Son megalómanas en cuanto a que se colocan como patrón de referencia moral sobre el bien y el mal. La verdad suele ser única y es la suya. Por lo tanto, cualquier desviación de su verdad es una desviación de la verdad, y rápidamente se apresuran a corregirla en los demás. No con la intención de imponer su voluntad, algo que nunca admitirían, sino de corregir un error. No entienden la pluralidad infinita del ser humano. Ven a los demás como réplicas de sí mismas a las que sienten que deben instruir en lo que consideran buen comportamiento. Y para ellas, hacerlo es altruismo. Esa es la perversidad de su carácter, dañan pensando que hacen el bien. 

Se quejan con frecuencia de los demás, señalan con naturalidad los defectos ajenos como una forma de posicionarse con superioridad: si percibo el error en los demás es porque yo ese error no lo cometo. Con frecuencia dan lecciones morales en su afán por educar. Aconsejan, aleccionan, advierten. Ellas lo saben todo y su deber es compartir su conocimiento. Cuando alguien se queja de algo que le ha pasado, a menudo responsabilizan a la víctima, porque no empatizan con su dolor, toda su atención se centra en señalar el desacierto. Por ejemplo: una chica se cae por las escaleras y se hace un esguince. Cuando acude con dolor a su padre/madre/novio narcisista, la primera reacción de este no es de empatía, sino de superioridad: ¡cómo se te ocurre! ¡Qué has hecho! ¡Tienes que tener más cuidado! Es una reacción perversa, puesto que la intención es el cuidado, pero el resultado es la bronca y el sermón en un momento en el que la víctima necesita consuelo, no violencia verbal. 

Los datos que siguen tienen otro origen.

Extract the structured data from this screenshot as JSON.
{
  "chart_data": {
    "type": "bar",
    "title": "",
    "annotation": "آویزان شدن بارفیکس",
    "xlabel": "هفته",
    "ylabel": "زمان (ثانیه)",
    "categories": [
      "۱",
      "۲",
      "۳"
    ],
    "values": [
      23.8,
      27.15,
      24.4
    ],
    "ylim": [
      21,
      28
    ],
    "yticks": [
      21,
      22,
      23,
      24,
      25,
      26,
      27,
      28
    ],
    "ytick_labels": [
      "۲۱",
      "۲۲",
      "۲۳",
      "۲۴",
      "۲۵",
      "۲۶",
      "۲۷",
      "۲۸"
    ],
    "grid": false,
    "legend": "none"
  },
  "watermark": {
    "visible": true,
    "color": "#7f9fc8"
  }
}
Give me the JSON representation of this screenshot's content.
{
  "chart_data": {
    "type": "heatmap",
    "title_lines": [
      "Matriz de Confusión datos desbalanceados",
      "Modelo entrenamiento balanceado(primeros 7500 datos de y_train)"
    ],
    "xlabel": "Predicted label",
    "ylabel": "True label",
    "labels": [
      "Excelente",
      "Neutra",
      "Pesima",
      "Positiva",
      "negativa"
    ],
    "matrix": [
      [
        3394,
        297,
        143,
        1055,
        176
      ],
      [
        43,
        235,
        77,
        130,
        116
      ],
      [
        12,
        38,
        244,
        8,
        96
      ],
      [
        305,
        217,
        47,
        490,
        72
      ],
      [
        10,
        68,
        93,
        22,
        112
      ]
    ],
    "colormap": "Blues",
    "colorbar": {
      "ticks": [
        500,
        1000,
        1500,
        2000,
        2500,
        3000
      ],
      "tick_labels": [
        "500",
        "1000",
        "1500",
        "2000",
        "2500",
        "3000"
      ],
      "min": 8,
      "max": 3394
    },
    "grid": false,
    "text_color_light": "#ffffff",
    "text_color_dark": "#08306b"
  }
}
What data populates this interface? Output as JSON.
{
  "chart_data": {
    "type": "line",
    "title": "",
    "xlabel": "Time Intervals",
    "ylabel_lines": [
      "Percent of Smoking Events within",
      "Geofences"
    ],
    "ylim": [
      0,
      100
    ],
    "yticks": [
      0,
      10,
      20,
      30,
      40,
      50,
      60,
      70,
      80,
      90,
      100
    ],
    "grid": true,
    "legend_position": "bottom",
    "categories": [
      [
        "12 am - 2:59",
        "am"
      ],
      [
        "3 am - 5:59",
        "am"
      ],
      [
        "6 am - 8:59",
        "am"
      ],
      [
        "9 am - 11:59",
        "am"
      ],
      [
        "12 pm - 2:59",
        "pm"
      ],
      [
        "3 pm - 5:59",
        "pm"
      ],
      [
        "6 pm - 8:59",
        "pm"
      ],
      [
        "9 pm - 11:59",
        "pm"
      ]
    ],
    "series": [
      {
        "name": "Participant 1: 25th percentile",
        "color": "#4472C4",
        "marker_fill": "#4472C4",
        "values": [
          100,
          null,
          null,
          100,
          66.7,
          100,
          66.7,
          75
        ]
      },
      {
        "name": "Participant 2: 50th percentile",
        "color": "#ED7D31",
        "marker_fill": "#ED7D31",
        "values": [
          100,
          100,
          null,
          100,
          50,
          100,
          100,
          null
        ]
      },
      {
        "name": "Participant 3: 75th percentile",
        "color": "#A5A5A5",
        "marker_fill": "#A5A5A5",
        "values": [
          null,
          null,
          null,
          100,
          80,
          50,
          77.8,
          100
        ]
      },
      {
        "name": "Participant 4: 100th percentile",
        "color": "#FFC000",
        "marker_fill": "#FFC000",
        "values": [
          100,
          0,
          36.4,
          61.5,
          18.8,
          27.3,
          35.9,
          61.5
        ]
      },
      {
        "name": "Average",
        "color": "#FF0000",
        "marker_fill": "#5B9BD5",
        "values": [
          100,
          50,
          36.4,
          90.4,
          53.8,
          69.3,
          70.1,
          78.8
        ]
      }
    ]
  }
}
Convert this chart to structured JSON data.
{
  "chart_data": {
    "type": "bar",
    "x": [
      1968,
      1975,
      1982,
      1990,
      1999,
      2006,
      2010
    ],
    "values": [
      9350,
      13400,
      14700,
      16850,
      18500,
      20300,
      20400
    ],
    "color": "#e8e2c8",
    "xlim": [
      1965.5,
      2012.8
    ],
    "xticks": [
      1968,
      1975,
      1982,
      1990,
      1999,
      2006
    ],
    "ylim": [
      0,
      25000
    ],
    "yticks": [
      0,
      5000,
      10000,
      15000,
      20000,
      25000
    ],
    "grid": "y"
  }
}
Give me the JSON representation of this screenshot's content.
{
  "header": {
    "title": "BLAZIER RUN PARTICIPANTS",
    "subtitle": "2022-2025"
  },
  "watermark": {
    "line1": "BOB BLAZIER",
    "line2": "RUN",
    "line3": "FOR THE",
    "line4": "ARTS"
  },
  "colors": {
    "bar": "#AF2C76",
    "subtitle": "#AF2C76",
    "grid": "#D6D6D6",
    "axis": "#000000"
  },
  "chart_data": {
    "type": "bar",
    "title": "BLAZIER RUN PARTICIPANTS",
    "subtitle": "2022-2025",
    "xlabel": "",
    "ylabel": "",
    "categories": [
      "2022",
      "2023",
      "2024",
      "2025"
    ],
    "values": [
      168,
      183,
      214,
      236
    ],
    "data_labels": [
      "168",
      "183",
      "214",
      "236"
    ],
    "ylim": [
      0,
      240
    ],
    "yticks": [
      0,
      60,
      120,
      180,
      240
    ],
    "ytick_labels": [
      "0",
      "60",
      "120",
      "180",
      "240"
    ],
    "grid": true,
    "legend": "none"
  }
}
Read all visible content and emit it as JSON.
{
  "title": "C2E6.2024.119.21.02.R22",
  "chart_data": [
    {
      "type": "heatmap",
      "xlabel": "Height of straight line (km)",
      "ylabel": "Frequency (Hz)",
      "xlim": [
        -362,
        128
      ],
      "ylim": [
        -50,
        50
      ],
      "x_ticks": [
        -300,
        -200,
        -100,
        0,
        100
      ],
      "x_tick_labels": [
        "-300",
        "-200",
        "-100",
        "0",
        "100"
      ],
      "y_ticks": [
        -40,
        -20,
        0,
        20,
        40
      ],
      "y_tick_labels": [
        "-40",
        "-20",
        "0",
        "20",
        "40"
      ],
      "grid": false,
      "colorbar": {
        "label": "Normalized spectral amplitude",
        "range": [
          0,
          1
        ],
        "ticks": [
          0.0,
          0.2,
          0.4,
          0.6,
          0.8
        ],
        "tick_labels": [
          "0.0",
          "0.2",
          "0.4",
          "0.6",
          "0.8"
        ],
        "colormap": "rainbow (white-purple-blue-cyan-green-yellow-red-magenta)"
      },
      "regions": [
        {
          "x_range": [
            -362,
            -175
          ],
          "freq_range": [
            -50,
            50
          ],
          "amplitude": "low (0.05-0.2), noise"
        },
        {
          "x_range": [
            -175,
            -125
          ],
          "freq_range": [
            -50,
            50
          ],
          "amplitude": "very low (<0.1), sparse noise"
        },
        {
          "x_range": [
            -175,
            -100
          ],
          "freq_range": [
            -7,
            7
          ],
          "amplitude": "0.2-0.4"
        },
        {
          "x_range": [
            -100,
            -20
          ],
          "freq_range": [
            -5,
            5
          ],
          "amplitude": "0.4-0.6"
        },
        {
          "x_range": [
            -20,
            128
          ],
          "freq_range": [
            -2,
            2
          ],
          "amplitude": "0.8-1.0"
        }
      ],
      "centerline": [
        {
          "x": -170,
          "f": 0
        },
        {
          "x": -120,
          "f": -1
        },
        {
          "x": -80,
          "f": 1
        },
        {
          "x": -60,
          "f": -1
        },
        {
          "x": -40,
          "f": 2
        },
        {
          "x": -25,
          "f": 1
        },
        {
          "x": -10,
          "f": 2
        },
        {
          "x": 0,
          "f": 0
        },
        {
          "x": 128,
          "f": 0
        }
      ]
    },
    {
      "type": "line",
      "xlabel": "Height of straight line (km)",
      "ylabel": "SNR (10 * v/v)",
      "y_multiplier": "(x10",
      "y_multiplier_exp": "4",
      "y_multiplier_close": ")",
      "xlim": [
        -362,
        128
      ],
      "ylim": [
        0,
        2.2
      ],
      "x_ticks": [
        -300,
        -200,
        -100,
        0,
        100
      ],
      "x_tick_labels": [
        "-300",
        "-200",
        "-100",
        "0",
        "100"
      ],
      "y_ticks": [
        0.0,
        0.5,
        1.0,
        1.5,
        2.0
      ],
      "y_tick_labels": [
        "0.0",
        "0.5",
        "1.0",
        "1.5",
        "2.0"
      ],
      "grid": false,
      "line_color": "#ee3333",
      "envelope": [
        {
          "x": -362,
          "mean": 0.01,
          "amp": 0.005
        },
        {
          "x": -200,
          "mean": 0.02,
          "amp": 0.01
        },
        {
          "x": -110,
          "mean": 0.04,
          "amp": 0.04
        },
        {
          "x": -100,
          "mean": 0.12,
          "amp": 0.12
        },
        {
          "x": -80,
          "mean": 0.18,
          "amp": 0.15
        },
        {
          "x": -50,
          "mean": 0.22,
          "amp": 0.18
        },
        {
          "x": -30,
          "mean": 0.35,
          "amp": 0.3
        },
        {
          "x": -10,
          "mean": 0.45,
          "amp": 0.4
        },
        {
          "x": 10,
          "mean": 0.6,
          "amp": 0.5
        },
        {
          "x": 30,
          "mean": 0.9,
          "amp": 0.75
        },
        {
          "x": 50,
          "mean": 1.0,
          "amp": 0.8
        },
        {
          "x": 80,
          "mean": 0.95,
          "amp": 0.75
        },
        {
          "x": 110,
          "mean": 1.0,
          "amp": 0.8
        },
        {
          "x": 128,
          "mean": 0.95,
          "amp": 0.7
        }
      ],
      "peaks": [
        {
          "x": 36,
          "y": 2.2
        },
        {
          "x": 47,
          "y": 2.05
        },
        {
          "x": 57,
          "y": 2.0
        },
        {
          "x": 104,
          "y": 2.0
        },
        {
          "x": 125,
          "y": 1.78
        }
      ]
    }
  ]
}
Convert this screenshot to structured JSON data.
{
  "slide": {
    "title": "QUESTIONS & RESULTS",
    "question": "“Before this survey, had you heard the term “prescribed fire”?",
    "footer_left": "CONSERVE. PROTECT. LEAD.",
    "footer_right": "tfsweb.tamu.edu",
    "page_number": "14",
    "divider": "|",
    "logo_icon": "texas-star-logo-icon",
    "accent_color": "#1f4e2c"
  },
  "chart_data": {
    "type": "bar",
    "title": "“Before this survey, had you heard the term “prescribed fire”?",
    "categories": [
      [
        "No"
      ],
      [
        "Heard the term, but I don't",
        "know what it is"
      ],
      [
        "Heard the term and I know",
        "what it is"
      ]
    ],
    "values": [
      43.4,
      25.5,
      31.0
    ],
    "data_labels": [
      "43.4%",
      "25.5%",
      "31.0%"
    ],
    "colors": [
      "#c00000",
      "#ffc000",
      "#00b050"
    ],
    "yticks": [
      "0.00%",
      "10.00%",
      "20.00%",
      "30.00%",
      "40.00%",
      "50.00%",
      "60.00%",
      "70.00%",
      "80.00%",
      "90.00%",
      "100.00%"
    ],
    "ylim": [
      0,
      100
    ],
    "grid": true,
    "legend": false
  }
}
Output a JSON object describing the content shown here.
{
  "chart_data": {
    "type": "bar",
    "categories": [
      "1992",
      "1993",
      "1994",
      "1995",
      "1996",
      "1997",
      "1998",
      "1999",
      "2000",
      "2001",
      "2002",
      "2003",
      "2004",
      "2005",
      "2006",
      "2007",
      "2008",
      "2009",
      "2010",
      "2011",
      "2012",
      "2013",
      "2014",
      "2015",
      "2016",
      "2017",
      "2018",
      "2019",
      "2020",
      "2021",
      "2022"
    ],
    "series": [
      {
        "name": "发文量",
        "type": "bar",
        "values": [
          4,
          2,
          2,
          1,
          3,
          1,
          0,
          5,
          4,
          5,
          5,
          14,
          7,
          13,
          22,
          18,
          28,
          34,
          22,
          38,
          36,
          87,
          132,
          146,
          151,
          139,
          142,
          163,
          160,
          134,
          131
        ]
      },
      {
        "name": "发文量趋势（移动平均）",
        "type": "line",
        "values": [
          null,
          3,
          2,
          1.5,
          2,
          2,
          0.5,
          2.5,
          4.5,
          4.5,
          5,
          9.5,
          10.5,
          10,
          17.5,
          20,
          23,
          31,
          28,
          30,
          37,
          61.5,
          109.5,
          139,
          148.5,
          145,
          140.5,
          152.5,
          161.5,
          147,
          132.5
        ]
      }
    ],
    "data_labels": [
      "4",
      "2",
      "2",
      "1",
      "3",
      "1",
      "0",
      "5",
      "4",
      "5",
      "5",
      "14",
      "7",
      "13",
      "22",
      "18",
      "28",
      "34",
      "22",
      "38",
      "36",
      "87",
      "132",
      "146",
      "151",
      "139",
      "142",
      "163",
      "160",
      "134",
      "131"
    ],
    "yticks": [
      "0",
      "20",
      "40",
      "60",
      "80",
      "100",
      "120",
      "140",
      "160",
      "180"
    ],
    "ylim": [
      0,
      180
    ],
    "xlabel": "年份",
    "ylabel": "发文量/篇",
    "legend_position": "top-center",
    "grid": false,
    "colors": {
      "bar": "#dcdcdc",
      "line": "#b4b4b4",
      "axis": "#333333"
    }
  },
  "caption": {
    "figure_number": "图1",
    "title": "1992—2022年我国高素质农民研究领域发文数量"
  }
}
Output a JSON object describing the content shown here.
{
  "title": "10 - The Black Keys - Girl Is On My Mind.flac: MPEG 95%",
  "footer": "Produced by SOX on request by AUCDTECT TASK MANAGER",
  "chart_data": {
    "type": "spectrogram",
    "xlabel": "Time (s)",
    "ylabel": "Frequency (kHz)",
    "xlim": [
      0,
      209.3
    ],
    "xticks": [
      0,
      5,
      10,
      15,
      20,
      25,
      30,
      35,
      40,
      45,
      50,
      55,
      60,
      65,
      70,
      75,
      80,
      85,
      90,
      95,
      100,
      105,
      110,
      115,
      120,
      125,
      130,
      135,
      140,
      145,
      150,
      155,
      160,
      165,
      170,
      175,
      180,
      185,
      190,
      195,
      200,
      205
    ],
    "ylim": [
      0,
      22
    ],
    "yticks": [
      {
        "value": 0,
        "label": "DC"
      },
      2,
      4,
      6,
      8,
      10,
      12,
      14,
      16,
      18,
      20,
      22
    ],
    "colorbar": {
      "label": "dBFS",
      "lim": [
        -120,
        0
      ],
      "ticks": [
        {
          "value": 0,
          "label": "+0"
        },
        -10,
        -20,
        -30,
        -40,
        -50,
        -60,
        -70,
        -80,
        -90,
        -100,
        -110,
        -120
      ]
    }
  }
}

Este tema me apasiona por mucho motivos, y podría seguir escribiendo y escribiendo (la reseña era todavía más larga y he recortado varios párrafos, por increíble que parezca) sobre situaciones y comportamientos que he vivido y que el libro detalla muy bien. Es un tema que no se acaba nunca, porque la violencia psicológica tiene mil caras y no hay nadie que no la haya sufrido y reproducido de una manera u otra a lo largo de su vida. Este libro de Hirigoyen me ha parecido una estupenda puerta de entrada a un mundo fascinante que nos rodea todos los días, y contra el que nos podemos pasar la vida entera dándonos de bruces si no logramos ponerle palabras que lo vuelvan comprensible.